Vous dites que la France, sous l’influence du bonapartisme, n’aime pas la démocratie. N’assiste-t-on pas plutôt un fonctionnement défaillant des institutions démocratiques ?

Heureusement que les citoyens s’intéressent à ce qui leur arrive. Et bien sûr que les Français sont démocrates. Ce qui n’empêche pas notre démocratie d’être, depuis le début, falsifiée par le bonapartisme. Un président doté d’un si grand pouvoir et élu par suffrage universel, cela n’existe nulle part ailleurs et ressemble à du populisme davantage qu’à un régime de partis. Naturellement, le centralisme qui nous est inhérent depuis des siècles entretient le bonapartisme (Napoléon disait que le bonheur populaire proviendrait de l’installation des préfets…).

La démocratie ne consiste pas seulement en la capacité d’élire un autocrate avec sa bureaucratie mais aussi en la capacité pour le citoyen d’œuvrer quotidiennement pour le bien commun. La France est un pays où la « subsidiarité » peut évoquer un plat cuisiné ou un programme d’ordinateur et où le terme « fédéralisme » est constamment employé, même par de beaux esprits, comme synonyme de « centralisme ». Nous ignorons l’initiative populaire. Il nous faut un chef puissant qui nous donne la permission d’aller danser.
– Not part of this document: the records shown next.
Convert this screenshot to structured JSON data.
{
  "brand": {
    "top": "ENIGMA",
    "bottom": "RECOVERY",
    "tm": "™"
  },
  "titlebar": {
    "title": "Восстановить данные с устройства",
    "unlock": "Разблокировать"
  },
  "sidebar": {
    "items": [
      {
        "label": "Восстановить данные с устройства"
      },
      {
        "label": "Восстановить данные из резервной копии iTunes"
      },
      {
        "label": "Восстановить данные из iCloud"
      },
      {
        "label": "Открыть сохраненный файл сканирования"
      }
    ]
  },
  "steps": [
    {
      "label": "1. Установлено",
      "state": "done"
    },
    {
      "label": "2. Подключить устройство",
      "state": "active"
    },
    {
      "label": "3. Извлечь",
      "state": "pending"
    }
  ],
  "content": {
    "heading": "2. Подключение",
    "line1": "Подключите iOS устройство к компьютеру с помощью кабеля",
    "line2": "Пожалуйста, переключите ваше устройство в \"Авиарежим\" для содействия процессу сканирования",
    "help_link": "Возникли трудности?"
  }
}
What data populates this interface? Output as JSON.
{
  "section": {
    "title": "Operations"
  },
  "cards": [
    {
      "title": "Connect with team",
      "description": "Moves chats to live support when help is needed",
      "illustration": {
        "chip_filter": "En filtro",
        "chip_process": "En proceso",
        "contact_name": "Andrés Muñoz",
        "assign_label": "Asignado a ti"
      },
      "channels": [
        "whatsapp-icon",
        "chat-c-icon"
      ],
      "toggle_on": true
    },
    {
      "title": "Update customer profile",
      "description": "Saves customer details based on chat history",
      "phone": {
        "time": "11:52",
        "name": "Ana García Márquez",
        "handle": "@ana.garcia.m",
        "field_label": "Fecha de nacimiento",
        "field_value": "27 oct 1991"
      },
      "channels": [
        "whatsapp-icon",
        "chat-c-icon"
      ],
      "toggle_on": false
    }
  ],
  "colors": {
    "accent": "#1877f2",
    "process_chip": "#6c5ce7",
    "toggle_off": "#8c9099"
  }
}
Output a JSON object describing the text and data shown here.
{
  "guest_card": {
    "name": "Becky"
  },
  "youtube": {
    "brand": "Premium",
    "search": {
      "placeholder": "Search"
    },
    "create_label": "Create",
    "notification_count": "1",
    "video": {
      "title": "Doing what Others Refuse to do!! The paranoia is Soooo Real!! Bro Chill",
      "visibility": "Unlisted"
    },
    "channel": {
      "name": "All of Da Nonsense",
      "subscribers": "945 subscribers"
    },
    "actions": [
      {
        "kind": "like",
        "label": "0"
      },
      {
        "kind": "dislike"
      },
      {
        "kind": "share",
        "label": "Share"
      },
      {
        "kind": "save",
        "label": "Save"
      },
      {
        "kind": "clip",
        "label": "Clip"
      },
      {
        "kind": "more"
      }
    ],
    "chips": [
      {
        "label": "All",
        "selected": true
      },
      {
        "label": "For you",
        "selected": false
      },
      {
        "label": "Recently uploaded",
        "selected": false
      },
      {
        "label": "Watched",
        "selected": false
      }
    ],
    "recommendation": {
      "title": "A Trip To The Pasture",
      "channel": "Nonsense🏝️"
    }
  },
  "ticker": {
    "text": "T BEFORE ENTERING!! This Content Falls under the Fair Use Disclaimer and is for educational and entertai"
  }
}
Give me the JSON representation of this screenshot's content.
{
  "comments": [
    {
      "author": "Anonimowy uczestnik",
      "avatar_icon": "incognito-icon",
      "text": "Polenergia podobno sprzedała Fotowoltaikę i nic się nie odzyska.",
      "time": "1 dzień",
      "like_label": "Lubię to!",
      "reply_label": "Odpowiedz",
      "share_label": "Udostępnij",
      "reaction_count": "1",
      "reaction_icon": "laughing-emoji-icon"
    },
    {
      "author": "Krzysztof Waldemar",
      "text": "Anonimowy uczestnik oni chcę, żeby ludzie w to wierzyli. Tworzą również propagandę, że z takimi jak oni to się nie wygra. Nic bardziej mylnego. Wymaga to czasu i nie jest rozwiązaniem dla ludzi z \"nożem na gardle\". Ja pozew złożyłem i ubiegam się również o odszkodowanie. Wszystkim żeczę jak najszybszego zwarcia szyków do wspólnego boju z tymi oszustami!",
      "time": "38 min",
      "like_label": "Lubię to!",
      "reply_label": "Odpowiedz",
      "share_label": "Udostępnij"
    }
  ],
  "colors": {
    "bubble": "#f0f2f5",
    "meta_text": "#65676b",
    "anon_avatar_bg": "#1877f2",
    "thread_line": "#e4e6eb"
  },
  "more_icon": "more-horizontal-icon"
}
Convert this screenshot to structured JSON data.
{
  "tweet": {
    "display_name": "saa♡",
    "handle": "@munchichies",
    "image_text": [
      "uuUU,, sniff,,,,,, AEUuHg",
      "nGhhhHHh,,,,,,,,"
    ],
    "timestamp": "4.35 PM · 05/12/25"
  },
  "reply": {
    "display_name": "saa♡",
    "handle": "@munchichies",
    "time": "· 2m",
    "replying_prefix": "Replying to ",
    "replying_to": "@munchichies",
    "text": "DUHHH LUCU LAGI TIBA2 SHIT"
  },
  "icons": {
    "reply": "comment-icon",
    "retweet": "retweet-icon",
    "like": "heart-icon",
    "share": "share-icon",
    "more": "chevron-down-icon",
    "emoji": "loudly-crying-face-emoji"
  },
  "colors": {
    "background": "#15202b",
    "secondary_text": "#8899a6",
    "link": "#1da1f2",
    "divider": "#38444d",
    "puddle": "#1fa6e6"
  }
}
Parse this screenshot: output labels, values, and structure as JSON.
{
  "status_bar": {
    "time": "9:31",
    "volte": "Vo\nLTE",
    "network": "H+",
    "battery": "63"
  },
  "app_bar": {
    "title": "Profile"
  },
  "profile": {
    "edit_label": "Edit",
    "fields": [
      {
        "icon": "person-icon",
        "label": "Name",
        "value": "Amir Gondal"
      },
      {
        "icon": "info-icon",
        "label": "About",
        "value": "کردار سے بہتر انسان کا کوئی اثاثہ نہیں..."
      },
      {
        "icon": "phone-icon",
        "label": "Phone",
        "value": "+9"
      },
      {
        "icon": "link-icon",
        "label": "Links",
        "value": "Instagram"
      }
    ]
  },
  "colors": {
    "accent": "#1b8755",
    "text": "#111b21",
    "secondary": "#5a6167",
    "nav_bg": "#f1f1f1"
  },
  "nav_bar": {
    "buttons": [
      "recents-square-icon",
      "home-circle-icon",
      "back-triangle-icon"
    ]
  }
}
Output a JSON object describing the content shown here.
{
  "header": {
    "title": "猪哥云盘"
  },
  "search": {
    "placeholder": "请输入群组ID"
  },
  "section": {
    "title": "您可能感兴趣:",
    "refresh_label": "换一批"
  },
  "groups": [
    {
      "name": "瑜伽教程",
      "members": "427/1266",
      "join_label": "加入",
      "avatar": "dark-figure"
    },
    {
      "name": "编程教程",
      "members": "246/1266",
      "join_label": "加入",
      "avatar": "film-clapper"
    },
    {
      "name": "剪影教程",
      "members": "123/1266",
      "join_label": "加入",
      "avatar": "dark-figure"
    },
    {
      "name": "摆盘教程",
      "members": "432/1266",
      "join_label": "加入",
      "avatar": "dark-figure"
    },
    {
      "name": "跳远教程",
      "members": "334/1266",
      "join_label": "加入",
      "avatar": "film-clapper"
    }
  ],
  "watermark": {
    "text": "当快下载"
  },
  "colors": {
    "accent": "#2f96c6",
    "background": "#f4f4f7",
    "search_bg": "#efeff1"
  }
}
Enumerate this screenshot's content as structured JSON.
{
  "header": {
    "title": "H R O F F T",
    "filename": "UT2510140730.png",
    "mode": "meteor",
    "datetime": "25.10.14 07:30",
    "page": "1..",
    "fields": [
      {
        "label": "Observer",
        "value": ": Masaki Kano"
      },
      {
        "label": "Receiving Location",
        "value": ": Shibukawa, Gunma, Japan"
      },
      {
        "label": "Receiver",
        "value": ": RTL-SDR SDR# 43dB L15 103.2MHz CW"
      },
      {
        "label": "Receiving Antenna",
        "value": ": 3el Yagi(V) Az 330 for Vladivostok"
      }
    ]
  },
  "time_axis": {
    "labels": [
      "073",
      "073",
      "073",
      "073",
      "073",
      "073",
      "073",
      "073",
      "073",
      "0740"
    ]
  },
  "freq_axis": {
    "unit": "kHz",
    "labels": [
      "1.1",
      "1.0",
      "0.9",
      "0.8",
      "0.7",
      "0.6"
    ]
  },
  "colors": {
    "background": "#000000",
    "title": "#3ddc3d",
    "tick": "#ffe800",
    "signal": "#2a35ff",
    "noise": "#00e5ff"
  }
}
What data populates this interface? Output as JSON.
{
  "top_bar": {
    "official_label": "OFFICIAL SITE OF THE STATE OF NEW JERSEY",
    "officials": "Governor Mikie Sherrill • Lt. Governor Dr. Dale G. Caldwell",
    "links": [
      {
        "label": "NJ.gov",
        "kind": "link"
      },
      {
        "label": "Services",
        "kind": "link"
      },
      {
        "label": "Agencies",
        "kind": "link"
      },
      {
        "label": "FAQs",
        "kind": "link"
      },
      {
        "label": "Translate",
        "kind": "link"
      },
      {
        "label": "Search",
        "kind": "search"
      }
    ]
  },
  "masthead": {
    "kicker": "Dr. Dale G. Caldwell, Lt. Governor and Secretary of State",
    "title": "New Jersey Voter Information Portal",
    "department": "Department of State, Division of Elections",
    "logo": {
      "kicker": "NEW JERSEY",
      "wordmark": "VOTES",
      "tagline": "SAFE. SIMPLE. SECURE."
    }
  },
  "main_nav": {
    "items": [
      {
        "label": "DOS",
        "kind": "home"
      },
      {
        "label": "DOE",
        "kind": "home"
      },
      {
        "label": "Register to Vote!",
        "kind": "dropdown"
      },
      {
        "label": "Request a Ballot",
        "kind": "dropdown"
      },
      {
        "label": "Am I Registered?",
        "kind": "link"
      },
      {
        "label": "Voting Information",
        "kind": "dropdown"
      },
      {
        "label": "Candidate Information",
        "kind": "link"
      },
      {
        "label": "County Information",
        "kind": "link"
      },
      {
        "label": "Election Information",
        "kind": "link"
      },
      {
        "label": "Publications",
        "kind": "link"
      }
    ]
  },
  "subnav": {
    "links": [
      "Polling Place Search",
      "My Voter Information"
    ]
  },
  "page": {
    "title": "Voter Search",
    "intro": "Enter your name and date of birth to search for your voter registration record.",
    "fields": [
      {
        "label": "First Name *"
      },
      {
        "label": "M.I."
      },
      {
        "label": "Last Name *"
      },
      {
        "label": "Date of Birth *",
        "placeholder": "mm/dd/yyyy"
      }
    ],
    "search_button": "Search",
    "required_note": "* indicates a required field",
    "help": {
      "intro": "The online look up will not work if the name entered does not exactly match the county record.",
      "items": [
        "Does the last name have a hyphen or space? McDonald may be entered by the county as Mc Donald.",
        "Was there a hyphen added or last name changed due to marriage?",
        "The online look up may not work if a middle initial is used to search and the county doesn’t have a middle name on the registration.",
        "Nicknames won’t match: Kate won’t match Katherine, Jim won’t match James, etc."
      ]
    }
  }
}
La démocratie est fondée sur la croyance (justifiée ou non) selon laquelle un être humain lambda est toujours capable du bon sens qui permet de prendre les décisions importantes (c’est à dire, pour paraphraser Chesterton : « choisir son conjoint, résister en temps de guerre ou se moucher le nez »). Tocqueville disait que les Français sont le peuple le plus dangereux de l’Europe parce qu’ils ont plus de génie que de bon sens. Je ne sais pas si nous avons du génie (Tocqueville le Normand nous voyait avec les yeux de Chimène) mais il est vrai que nous manquons terriblement de bon sens. Et cela parce que nous sommes principalement des idéologues, c’est-à-dire un peuple trop décroché de la réalité.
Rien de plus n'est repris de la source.